On July 27, 1907, the general municipal hospitals and subsequently the Düsseldorf Academy for Practical Medicine were officially opened. Oskar Witzel was appointed director. On the site were the clinics for surgery, internal medicine pediatrics, with Arthur Schloßmann as head physician, gynecology and obstetrics with Hugo Sellheim as head physician, infectious diseases with an attached institute for experimental therapy, skin and venereal diseases, ear, nose and throat medicine, ophthalmology and pathology under the direction of Lubarsch. The psychiatric ward was located in the Rhenish Provincial and Nursing Home in Grafenberg.
After the Second World War, the clinic and the academy gained a worldwide reputation in heart research, especially when in 1952 the heart surgeon and head of the surgical clinic from 1946 to 1969, Ernst Derra, performed the first open heart operation using a heart-lung machine . In 1958, the new surgical clinic building, at that time one of the most modern clinic buildings in the world, was opened.
After the medical academy was merged into the newly founded University of Düsseldorf in 1965, on January 1, 1973, the state of North Rhine-Westphalia also took over ownership of the hospitals, which were renamed the Düsseldorf University Hospital at that time. The University of Düsseldorf has now moved into the first new buildings on the campus south of the clinic site. From 1973 onward, the pre-clinic and other medical institutes were also located here. The facilities, which were primarily used for clinical care and research, remained on the hospital grounds.

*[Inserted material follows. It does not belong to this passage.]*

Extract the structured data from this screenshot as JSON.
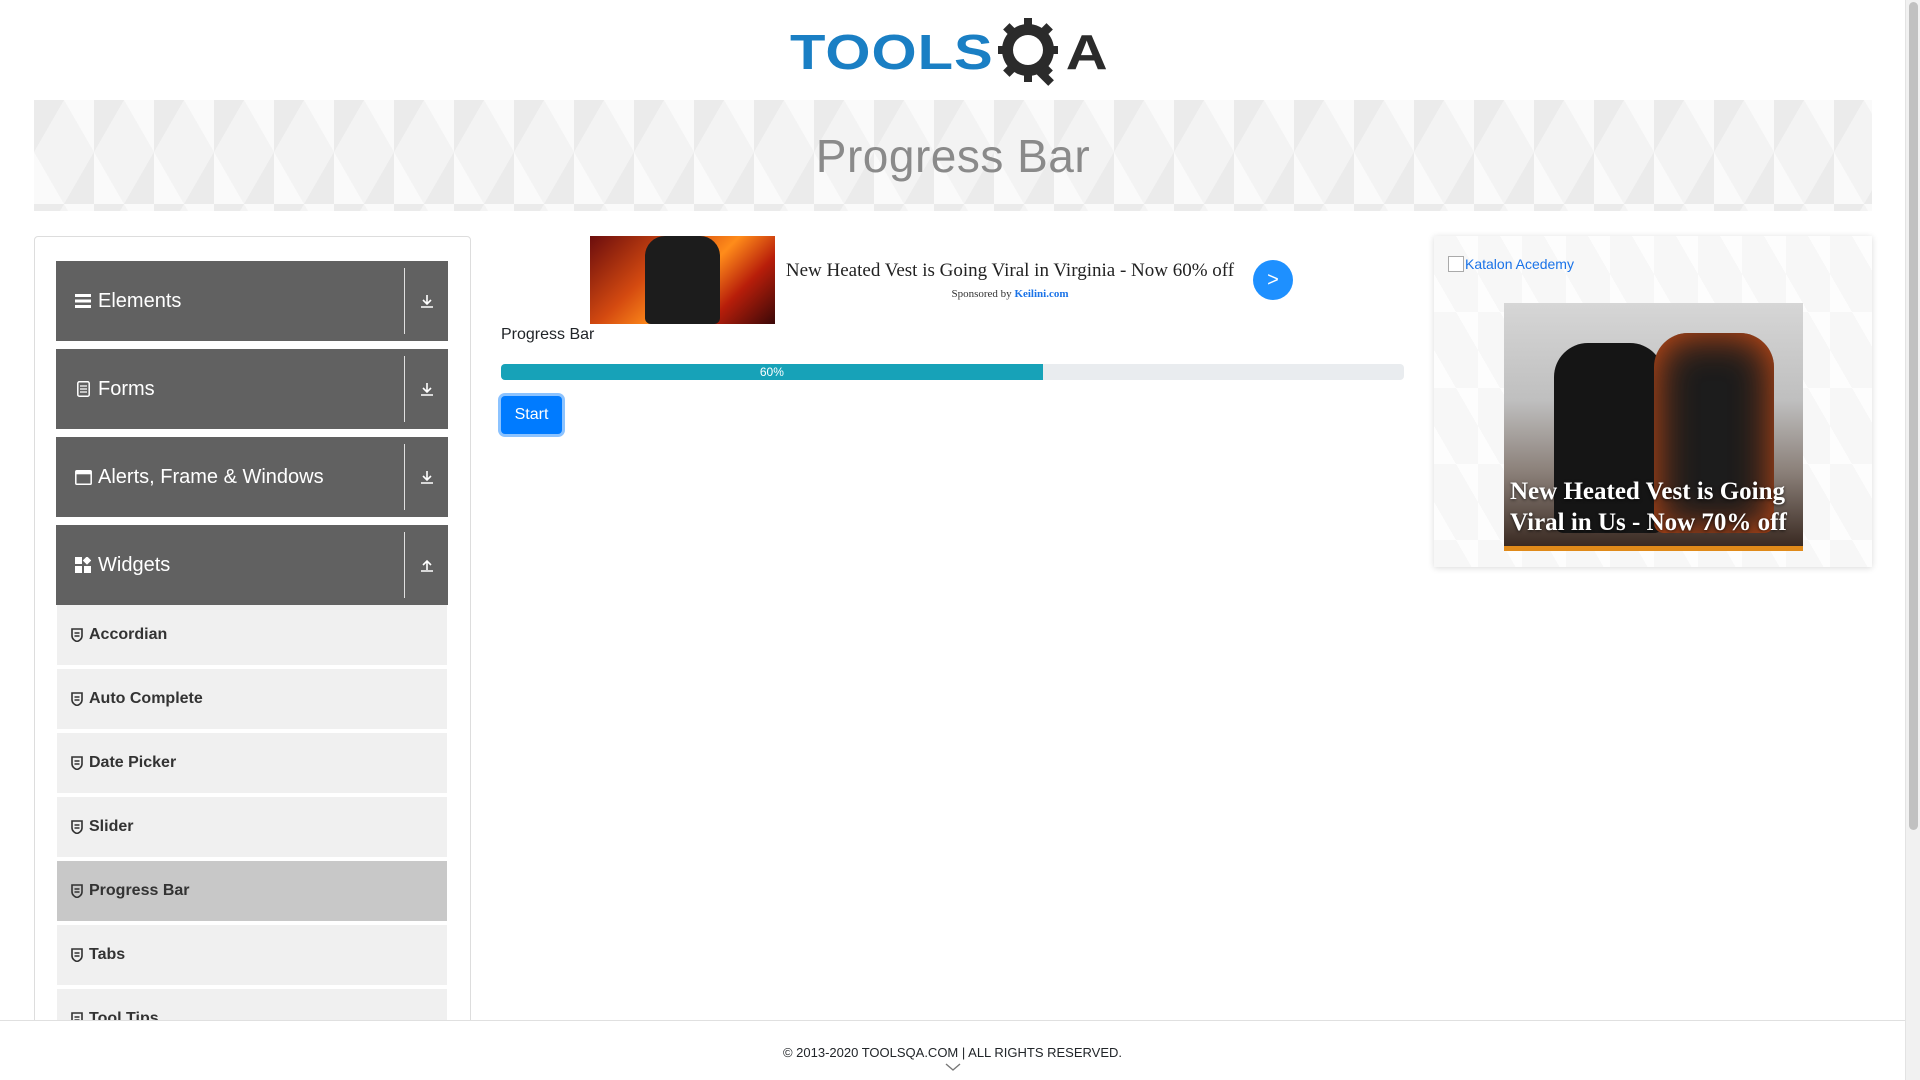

A comprehensive modernization of the clinics began in 1985 with the opening of the newly built Medical-Neurological-Radiological Clinic (MNR Clinic), which also includes the clinic's tallest building. This was followed by the construction of a new center for child and adolescent medicine on and around the site of the old children's clinic. The modernization process included the new data center at the site of the old boiler house.
After a long construction period, the Center for Operative Medicine II was opened in June 2014 as the new center of the clinic. The clinics for ENT, neurosurgery, maxillofacial and facial plastic surgery, accident and hand surgery and orthopedics were integrated into it. It includes operating rooms, hospital wards including an intensive care unit and the new central emergency room with shock rooms and a helicopter roof landing pad. The opening was originally planned for 2009, but commissioning was not possible due to problems with fire protection. The media called the facility a "ghost clinic." Legal disputes have been announced regarding the executing company Imtech.[1]
In September 2020, the university clinic was attacked by hackers; As a result, the clinic's computer and IT system failed. After the attack, the emergency room was forced to close and an emergency patient who had to be diverted to another hospital died. The North Rhine-Westphalia Cybercrime Central and Contact Office took over the investigation.[2]
As part of the "Giga for Health" innovation project, Düsseldorf's University Hospital will become the first 5G medical campus in Europe.[3]
The Gastroenterology Clinic is ranked among the best 17 clinics in the world by Newsweek magazine.[4] The German Cancer Aid included the university hospital in its list of top oncology centers for the first time in 2013. This is associated with funding from the University Tumor Center Düsseldorf (UTZ) totaling three million euros for three years.
The fenced-in 40-hectare site is located in the southeast of the Düsseldorf district of Bilk. The northern border is formed by Moorenstrasse and Witzelstrasse. Himmelgeister Straße is to the west and Christophstraße to the east of the site. To the south is the campus of the Heinrich Heine University - separated from the clinic site by the A 46, which runs here in the university tunnel, and a green corridor with footpaths and cycle paths above the tunnel.